What Happens When the Word "Trillion" Falls All Too Trippingly From a Hopeychanger's Silver Tongue?
What happens is that, before you know it, the trillions pile up and it's "Happy Trails" to fiscal solvency for well into the foreseeable future. In an effort to put the brakes on this runaway mega-trillion train, an opiner in the Denver Post cries "Ay caramba!" and "basta!" and other such like exhortations:
Call us Scrooges if you like, but we believe that a $12.1 trillion debt limit is more than enough leeway to run the United States federal government.
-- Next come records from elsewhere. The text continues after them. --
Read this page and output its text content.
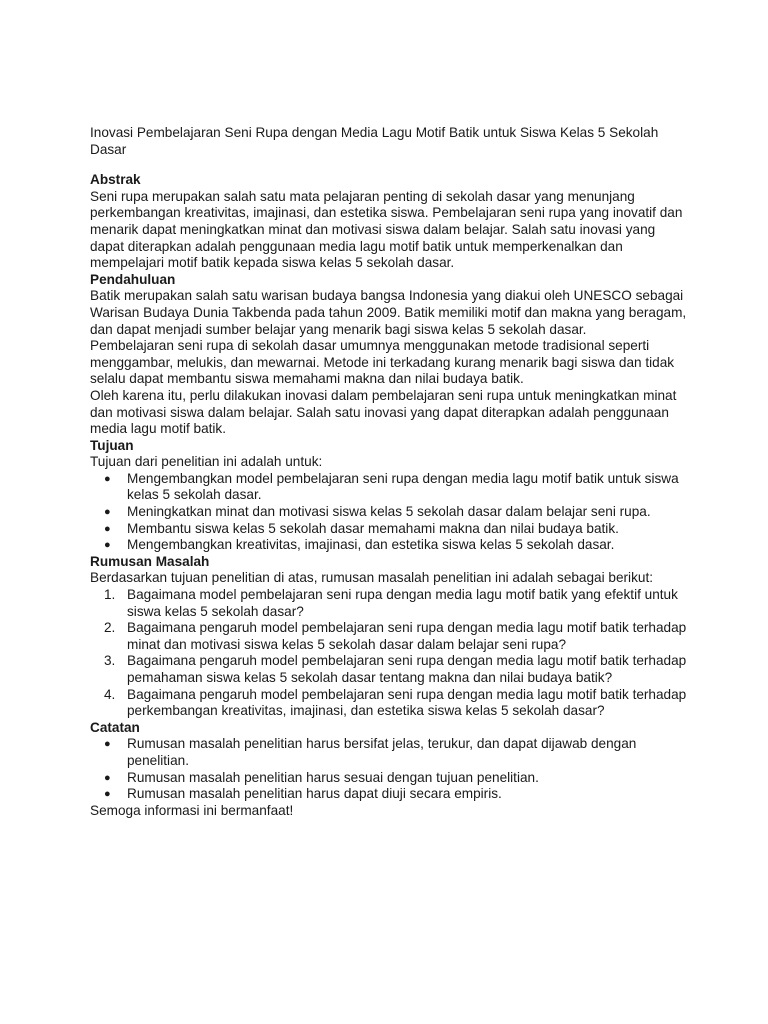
Inovasi Pembelajaran Seni Rupa dengan Media Lagu Motif Batik untuk Siswa Kelas 5 Sekolah Dasar

Abstrak

Seni rupa merupakan salah satu mata pelajaran penting di sekolah dasar yang menunjang perkembangan kreativitas, imajinasi, dan estetika siswa. Pembelajaran seni rupa yang inovatif dan menarik dapat meningkatkan minat dan motivasi siswa dalam belajar. Salah satu inovasi yang dapat diterapkan adalah penggunaan media lagu motif batik untuk memperkenalkan dan mempelajari motif batik kepada siswa kelas 5 sekolah dasar.

Pendahuluan

Batik merupakan salah satu warisan budaya bangsa Indonesia yang diakui oleh UNESCO sebagai Warisan Budaya Dunia Takbenda pada tahun 2009. Batik memiliki motif dan makna yang beragam, dan dapat menjadi sumber belajar yang menarik bagi siswa kelas 5 sekolah dasar.

Pembelajaran seni rupa di sekolah dasar umumnya menggunakan metode tradisional seperti menggambar, melukis, dan mewarnai. Metode ini terkadang kurang menarik bagi siswa dan tidak selalu dapat membantu siswa memahami makna dan nilai budaya batik.

Oleh karena itu, perlu dilakukan inovasi dalam pembelajaran seni rupa untuk meningkatkan minat dan motivasi siswa dalam belajar. Salah satu inovasi yang dapat diterapkan adalah penggunaan media lagu motif batik.

Tujuan

Tujuan dari penelitian ini adalah untuk:

● Mengembangkan model pembelajaran seni rupa dengan media lagu motif batik untuk siswa kelas 5 sekolah dasar.
● Meningkatkan minat dan motivasi siswa kelas 5 sekolah dasar dalam belajar seni rupa.
● Membantu siswa kelas 5 sekolah dasar memahami makna dan nilai budaya batik.
● Mengembangkan kreativitas, imajinasi, dan estetika siswa kelas 5 sekolah dasar.

Rumusan Masalah

Berdasarkan tujuan penelitian di atas, rumusan masalah penelitian ini adalah sebagai berikut:

1. Bagaimana model pembelajaran seni rupa dengan media lagu motif batik yang efektif untuk siswa kelas 5 sekolah dasar?
2. Bagaimana pengaruh model pembelajaran seni rupa dengan media lagu motif batik terhadap minat dan motivasi siswa kelas 5 sekolah dasar dalam belajar seni rupa?
3. Bagaimana pengaruh model pembelajaran seni rupa dengan media lagu motif batik terhadap pemahaman siswa kelas 5 sekolah dasar tentang makna dan nilai budaya batik?
4. Bagaimana pengaruh model pembelajaran seni rupa dengan media lagu motif batik terhadap perkembangan kreativitas, imajinasi, dan estetika siswa kelas 5 sekolah dasar?

Catatan

● Rumusan masalah penelitian harus bersifat jelas, terukur, dan dapat dijawab dengan penelitian.
● Rumusan masalah penelitian harus sesuai dengan tujuan penelitian.
● Rumusan masalah penelitian harus dapat diuji secara empiris.

Semoga informasi ini bermanfaat!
Yet, this past week Congress was discussing ways to raise the national debt ceiling — the amount government can legally borrow — by nearly $2 trillion to a more politically accommodating $14 trillion.
The same week, according to CBS News, the national debt as posted by the Treasury Department already had surpassed the statutory limit approved by Congress. At the time, it showed the nation's debt at nearly $12.135 trillion, which would be illegal. (That means each citizen's share of the debt is $39,459, if you're counting. And we are.)
Fortunately, some moderate Democrats decided this was too much for them and balked at a long-term increase, instead supporting a short- term raise of $300 billion to $12.4 trillion, which allowed Washington to fund existing budgets and revisit the issue at a more convenient time — namely, after the mid-term elections in 2010.
A group of moderates also demanded, in exchange for their vote, that a bipartisan commission be set up to look at various tax increases and spending cuts that would help get control of the federal deficit...
How to corral the deficit? For starters I'd make sure the silver-tongued squanderer of trillions gets to be a one-termer.